Re^3: Best practice or cargo cult?
by ikegami (Pope) on Jun 20, 2006 at 16:24 UTC

    but I do not believe that assembling your own style by considering various options and choosing those which you consider to be the best for you would be CC

    Definitely. That's why I said "the real question is whether the style was created with thought".

    they all come at the expense of changing the regex semantics to be different from the standard/default semantics.

    "standard/default"? They're not the same. Personally, I use the modifiers only when needed. I need s more often than not, so my standard usage is with s, which is not the default. From what I see, when people don't use s on a regexp that uses ., it rarely would cause no harm to use s, and it's often an error not to use s.

    When there are defined standards and well-known semantics, I find it much better to stick with them where possible and only deviate when needed rather than making deviation the default.

    When there are defined standards and well-known semantics, I'd love to here about them. There's obviously differences in the standard usage of the modifiers (default vs Damian's, for example), and the semantics are far from constant.

      That's why I said "the real question is whether the style was created with thought"

      In that case, I misunderstood whose thought you were referring to and had taken you mean the originator of the coding style rather than the one using it.

      When there are defined standards and well-known semantics, I'd love to here about them.

      The defined standard is documented in perlre and the well-known default semantics are those which are used in the absence of any modifiers. There are certainly times when the default semantics need to be changed, thus the standard includes modifiers such as /s to alter them, but this does not change my original point that it is generally better to stick with the default (no modifiers) semantics where possible and only invoke modified semantics when there is a need to do so.

        I'm not sure what you mean by standard, because I see nothing about the standard usage of x, s and m in perlre.

        You changed from "well-known semantics" to "well-known default semantics". My point is that they're not the same. The semantics of ., ^ and $ are not well-known, since they are context-sensitive.
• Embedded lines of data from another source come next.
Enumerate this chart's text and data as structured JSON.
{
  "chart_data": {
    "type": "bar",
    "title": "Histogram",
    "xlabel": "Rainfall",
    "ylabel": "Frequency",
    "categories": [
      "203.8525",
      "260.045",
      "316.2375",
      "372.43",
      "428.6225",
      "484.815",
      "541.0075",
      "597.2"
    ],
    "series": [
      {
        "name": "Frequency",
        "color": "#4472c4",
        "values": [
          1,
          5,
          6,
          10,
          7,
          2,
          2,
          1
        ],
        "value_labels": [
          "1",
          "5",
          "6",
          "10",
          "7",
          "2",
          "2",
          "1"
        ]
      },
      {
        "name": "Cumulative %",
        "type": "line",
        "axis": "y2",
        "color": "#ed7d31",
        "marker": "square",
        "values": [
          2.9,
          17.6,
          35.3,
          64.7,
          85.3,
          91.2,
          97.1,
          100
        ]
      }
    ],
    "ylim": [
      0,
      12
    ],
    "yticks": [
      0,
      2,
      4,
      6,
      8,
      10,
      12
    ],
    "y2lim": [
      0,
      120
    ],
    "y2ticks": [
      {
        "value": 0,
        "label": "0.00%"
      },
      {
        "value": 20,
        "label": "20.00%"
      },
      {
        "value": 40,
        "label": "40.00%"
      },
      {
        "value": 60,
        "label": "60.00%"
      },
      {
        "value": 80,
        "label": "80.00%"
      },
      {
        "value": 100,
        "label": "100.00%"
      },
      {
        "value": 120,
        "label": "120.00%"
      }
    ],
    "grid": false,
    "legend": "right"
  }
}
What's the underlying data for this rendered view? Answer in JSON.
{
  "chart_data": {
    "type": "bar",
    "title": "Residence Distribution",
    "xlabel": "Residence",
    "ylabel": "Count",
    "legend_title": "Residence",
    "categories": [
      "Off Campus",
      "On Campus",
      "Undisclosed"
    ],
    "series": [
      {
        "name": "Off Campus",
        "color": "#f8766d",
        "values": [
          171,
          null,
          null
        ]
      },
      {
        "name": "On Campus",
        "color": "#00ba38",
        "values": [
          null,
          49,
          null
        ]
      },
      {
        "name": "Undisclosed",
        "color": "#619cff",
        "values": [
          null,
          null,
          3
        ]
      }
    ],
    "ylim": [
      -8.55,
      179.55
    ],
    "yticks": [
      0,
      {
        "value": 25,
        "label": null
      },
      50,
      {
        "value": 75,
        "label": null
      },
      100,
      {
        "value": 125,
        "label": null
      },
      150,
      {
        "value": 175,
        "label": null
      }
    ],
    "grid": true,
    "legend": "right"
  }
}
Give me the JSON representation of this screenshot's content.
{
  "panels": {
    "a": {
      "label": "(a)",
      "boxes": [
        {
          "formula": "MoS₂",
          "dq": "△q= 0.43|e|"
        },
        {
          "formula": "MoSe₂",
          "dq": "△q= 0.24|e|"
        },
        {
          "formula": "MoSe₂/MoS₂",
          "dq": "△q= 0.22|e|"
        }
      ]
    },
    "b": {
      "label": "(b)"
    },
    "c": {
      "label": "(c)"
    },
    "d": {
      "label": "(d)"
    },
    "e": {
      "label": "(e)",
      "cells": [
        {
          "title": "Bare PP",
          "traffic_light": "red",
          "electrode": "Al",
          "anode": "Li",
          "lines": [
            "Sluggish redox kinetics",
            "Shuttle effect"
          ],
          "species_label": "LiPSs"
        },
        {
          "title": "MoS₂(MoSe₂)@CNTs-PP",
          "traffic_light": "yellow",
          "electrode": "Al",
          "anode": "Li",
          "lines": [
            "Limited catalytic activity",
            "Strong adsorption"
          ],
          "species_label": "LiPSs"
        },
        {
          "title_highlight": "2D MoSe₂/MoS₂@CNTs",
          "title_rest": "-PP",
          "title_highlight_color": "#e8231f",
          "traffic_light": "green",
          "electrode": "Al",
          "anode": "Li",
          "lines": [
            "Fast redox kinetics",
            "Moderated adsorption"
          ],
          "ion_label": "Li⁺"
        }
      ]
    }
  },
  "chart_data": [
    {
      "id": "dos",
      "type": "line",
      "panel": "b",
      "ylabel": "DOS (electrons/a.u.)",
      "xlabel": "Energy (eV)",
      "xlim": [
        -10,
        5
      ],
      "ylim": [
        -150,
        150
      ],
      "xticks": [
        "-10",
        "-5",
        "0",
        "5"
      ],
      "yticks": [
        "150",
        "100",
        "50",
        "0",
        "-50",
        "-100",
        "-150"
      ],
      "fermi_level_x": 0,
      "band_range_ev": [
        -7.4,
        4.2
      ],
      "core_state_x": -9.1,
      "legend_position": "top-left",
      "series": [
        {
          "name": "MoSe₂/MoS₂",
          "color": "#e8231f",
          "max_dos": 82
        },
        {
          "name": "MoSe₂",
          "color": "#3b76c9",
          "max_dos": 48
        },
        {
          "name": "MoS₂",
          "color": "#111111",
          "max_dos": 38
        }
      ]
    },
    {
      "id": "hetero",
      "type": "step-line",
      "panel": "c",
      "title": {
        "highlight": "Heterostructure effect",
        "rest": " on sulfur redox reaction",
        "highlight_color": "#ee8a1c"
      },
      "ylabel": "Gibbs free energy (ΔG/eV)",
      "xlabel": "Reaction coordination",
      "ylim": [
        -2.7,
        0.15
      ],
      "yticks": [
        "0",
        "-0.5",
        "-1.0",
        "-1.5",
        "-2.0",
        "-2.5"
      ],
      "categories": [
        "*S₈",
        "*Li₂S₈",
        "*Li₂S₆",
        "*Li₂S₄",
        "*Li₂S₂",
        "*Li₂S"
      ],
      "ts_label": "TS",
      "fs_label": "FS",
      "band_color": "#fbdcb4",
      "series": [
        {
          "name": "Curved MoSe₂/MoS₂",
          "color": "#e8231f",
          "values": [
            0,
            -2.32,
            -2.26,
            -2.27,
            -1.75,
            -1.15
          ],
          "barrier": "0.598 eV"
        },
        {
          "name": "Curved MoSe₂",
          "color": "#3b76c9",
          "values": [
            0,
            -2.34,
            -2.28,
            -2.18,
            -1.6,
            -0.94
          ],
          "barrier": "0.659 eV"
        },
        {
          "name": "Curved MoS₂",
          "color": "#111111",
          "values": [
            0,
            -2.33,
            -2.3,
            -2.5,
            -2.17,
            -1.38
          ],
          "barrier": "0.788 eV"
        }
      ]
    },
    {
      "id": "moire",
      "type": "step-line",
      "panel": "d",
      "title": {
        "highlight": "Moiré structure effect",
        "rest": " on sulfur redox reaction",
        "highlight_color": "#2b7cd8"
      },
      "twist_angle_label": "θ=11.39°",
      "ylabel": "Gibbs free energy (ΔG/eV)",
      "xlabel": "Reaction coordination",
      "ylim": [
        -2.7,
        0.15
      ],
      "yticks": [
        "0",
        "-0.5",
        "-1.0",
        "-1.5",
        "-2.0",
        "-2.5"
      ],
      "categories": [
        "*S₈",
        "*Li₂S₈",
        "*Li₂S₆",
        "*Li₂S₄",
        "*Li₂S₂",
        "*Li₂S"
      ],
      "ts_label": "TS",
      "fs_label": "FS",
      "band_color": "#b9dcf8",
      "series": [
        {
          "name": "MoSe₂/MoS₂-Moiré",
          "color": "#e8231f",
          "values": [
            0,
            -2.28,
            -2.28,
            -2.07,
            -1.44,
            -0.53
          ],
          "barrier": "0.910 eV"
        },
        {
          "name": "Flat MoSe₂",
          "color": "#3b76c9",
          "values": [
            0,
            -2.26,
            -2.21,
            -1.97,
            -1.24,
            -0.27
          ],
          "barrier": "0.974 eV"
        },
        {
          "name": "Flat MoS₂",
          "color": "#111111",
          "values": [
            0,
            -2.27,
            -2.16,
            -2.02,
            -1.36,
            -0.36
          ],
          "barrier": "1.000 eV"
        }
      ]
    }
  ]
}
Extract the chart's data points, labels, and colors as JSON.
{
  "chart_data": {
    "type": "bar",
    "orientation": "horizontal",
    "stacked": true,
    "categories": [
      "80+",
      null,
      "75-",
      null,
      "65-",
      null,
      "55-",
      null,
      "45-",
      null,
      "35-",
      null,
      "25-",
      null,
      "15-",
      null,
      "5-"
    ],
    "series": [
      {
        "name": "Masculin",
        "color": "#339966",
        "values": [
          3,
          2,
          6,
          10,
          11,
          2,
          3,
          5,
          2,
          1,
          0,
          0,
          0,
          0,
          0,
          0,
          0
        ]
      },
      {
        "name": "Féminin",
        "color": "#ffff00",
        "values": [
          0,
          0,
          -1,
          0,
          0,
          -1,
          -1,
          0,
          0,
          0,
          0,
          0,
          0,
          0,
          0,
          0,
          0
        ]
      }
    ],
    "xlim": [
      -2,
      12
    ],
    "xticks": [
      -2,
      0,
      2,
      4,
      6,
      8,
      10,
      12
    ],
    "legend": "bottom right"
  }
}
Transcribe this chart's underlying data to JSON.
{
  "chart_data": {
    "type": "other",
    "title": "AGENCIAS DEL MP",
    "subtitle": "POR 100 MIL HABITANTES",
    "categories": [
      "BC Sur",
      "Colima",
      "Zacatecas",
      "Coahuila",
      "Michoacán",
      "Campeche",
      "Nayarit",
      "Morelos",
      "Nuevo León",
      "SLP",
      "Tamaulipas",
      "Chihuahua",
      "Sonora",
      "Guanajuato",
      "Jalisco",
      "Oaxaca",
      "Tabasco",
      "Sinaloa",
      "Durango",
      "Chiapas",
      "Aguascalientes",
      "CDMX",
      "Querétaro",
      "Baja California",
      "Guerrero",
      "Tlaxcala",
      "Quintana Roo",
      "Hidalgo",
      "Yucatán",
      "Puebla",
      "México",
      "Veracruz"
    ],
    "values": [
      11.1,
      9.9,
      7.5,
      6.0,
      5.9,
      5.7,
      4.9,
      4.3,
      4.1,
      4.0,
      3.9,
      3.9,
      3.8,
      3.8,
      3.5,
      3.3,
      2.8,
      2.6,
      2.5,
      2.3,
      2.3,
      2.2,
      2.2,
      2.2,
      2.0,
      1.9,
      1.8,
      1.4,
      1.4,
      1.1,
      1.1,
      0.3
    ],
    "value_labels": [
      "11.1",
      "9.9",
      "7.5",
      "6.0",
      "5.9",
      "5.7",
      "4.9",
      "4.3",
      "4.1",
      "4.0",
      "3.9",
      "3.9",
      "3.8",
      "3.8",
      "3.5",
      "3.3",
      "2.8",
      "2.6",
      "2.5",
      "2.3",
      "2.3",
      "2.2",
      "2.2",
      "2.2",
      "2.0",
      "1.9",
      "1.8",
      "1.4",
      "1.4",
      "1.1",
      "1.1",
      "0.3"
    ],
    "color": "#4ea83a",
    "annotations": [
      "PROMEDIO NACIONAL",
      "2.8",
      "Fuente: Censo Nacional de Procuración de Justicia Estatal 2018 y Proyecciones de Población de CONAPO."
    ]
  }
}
The defaults are overriden regularly — more often than not, in my experience — so relying on the default semantics is no good. If you wanted well known semantics in your code, without loss of functionality, it would have to be done through the enforcement of xms.

        The problem is that the world on which xms can be enforced is limited, so the "well-known semantics" would only be well-known within that world. However, that's more consistency in semantics than one would enjoy otherwise.

      and it's often an error not to use s.

      It is, but never forget that it can also be a bad to use /s with .. Matching \n just like any other character is not always natural; this default for . is NOT arbitrary or accidentally introduced. It actually makes sense a lot of the time, and in fact, I encounter more line based data than data that's differently delimited.

        It actually makes sense a lot of the time

        Do you have any examples? I can't think of anything realistic.

        • When dealing with line data, I'd be in a while (<FILE>) { chomp; ... } loops, so my data would never have any \n in it.

        • When dealing with data where \n is considered whitespace, it's no more special than a space, so I'd use the s modifier.

        • When dealing with multiline records, I tend to treat the data as line data — especially if I can use the flip-flop (..) operator — so my data would never have any \n in it. This is probably where I'd be least likely to use the s modifier.

        • When dealing with binary data, \n is not special, so I'd use the s modifier.